Rather, their `source’ in the DVB office has informed them of an impending DVB, obliging them to disconnect their overhead wires unceremoniously. After a while, a phone call declares `all clear’ and soon it’s business as usual. Says Salim, a 24-year-old unemployed youth who moonlights as a DVB `connection’: “Not all units work at the same time. Then there will be no light for the authorised colonies. The carpenters need natural light too. So they work during the day and the welders at night. The fabricators have to supply orders abroad on time so they work all the time.” It’s too bad if this puts too much load on the feeder lines and the transformers trip, plunging authorised colonies hooked to the line in darkness.
Salim is quite friendly with the local DVB men of course, and claims they not only provided the `clients’ with the raw material (wires etc.) but also rigged them up for them. “Of course all of us have to pay them regularly,” says Akram, a welder. “Rs 100 per house and Rs 400 per factory every month.” “If the residents of Sarvodaya Enclave, Malviya Nagar, Sarvapriya Vihar find their voltage fluctuate at night, they can safely assume that welding work is underway at the unauthorised colonies,” says a south circle DVB official. “And if the Adhchini transformer trips, cutting off the power supply to IIT, Safdarjung Development Area (SDA), Shivalik and the adjoining areas, they should know that some fabrication unit is working overtime,” he adds.
Why is the DVB doing nothing? “We cannot post a chowkidar there all the time. When the raid is over, the residents re-hook the lines,” laments the DVB spokes person Jagdish Kapoor. “But this time the chairman Virender Singh has given clear orders that if the theft is not checked and the situation here does not improve stern action would be taken against errant officials,” he says.
The irony of the matter is that even the residents of the unauthorised colonies put the blame at DVB’s doorstep. “We have paid them for regular metres but they are not installing them,” says Javed, a relatively well-to-do shop owner in the area. “They should charge us for the electricity, we are willing to pay and with that money they can buy more electricity.
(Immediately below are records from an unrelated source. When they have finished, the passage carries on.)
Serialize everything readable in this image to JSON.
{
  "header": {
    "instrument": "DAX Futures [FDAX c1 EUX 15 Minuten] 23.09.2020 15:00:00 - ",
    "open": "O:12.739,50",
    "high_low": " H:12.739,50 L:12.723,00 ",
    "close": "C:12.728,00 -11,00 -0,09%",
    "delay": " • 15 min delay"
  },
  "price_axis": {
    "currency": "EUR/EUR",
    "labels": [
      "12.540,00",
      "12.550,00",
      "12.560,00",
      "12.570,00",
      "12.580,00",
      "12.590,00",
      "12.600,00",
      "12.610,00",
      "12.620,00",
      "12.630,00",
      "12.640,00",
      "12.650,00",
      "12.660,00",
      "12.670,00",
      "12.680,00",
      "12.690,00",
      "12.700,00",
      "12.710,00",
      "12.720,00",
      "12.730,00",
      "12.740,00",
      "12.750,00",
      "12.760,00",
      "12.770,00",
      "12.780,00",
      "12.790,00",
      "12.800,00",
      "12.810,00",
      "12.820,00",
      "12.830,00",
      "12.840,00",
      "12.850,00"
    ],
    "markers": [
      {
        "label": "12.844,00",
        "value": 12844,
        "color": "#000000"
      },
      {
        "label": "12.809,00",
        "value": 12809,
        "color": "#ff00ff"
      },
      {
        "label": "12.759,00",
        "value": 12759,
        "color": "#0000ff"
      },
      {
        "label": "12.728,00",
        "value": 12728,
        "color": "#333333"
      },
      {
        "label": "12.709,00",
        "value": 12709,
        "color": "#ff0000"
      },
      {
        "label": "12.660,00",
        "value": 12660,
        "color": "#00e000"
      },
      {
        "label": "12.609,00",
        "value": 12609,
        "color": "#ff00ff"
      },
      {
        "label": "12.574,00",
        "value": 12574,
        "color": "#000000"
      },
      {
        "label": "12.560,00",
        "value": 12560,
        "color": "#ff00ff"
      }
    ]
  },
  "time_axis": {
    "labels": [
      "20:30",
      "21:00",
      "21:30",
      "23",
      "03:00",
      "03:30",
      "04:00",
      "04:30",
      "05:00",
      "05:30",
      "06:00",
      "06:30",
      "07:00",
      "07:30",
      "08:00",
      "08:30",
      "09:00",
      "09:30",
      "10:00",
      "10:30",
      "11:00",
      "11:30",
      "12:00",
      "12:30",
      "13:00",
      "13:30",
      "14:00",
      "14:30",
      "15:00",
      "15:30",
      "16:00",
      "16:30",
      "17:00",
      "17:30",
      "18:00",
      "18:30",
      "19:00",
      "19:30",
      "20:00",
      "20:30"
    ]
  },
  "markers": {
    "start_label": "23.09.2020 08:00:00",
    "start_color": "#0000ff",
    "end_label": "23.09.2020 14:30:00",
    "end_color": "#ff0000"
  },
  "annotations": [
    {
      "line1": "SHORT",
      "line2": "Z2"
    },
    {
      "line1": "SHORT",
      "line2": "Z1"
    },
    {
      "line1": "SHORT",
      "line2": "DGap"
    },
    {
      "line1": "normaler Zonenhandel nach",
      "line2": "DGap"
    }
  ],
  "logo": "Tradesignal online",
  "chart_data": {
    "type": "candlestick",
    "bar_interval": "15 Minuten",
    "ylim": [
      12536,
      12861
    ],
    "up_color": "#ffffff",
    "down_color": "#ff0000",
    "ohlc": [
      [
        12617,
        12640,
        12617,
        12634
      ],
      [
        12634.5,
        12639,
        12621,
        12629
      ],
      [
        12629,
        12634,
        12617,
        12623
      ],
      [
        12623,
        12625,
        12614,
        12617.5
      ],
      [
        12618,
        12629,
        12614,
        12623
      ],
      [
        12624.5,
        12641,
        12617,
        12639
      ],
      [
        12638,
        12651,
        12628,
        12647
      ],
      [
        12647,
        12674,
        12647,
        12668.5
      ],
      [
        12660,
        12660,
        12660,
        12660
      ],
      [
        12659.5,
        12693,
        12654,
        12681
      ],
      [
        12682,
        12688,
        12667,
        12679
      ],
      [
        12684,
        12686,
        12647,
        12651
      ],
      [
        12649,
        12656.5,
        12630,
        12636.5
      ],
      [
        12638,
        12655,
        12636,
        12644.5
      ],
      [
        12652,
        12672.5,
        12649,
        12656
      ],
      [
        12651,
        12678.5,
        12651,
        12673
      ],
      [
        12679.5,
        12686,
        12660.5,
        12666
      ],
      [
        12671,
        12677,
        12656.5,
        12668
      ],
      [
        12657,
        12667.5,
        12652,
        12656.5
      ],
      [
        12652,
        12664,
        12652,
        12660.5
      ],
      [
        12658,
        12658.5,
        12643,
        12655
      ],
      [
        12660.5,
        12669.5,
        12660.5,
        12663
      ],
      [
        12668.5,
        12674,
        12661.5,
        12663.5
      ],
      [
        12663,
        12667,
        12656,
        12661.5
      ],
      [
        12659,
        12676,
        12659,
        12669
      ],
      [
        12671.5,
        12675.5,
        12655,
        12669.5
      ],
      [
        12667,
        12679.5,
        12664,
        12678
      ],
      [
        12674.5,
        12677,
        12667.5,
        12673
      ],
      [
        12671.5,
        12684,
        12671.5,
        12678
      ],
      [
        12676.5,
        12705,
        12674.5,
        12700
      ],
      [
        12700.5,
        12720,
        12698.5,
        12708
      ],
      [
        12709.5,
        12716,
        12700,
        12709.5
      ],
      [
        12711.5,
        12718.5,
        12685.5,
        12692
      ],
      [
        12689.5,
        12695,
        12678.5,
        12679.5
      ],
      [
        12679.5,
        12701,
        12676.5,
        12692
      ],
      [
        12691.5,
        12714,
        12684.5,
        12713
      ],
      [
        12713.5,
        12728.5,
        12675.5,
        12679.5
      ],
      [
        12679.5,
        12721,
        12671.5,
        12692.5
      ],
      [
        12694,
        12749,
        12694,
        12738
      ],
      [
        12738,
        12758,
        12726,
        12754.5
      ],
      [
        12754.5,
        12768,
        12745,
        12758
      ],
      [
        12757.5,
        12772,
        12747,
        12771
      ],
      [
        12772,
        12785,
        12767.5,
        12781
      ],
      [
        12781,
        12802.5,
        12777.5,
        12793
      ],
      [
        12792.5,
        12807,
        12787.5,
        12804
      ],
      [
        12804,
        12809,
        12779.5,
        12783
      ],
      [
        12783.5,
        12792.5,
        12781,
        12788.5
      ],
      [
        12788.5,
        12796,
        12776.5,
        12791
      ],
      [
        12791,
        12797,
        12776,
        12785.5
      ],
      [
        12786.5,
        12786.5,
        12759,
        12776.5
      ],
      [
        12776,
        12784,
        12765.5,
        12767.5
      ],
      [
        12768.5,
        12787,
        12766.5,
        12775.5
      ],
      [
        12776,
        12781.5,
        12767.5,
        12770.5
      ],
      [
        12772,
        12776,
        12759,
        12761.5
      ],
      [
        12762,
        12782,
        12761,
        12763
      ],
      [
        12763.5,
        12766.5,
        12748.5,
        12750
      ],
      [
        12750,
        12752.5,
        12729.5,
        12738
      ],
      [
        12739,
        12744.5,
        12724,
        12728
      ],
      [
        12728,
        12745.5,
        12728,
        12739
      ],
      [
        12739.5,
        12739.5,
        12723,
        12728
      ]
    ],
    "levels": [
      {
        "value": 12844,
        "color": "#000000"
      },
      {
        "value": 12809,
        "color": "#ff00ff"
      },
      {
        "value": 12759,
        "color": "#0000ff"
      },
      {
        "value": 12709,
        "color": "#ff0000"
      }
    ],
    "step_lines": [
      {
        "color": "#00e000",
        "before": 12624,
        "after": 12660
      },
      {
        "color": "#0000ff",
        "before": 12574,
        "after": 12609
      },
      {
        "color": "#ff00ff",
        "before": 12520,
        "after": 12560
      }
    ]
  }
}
But the DVB officials do not want to lose their pocket money and create problems for regularisation of our electricity”.
The DVB enforcement wing its own tale to tell. “Municipal counsellors and members of legislative assembly (MLAs) order us not to cut electricity and threaten us with transfers for residents of unauthorised colonies are vote banks. Now residents of authorised colonies have to become vote banks against such politicians and then the power theft menace can be curbed,” says an official.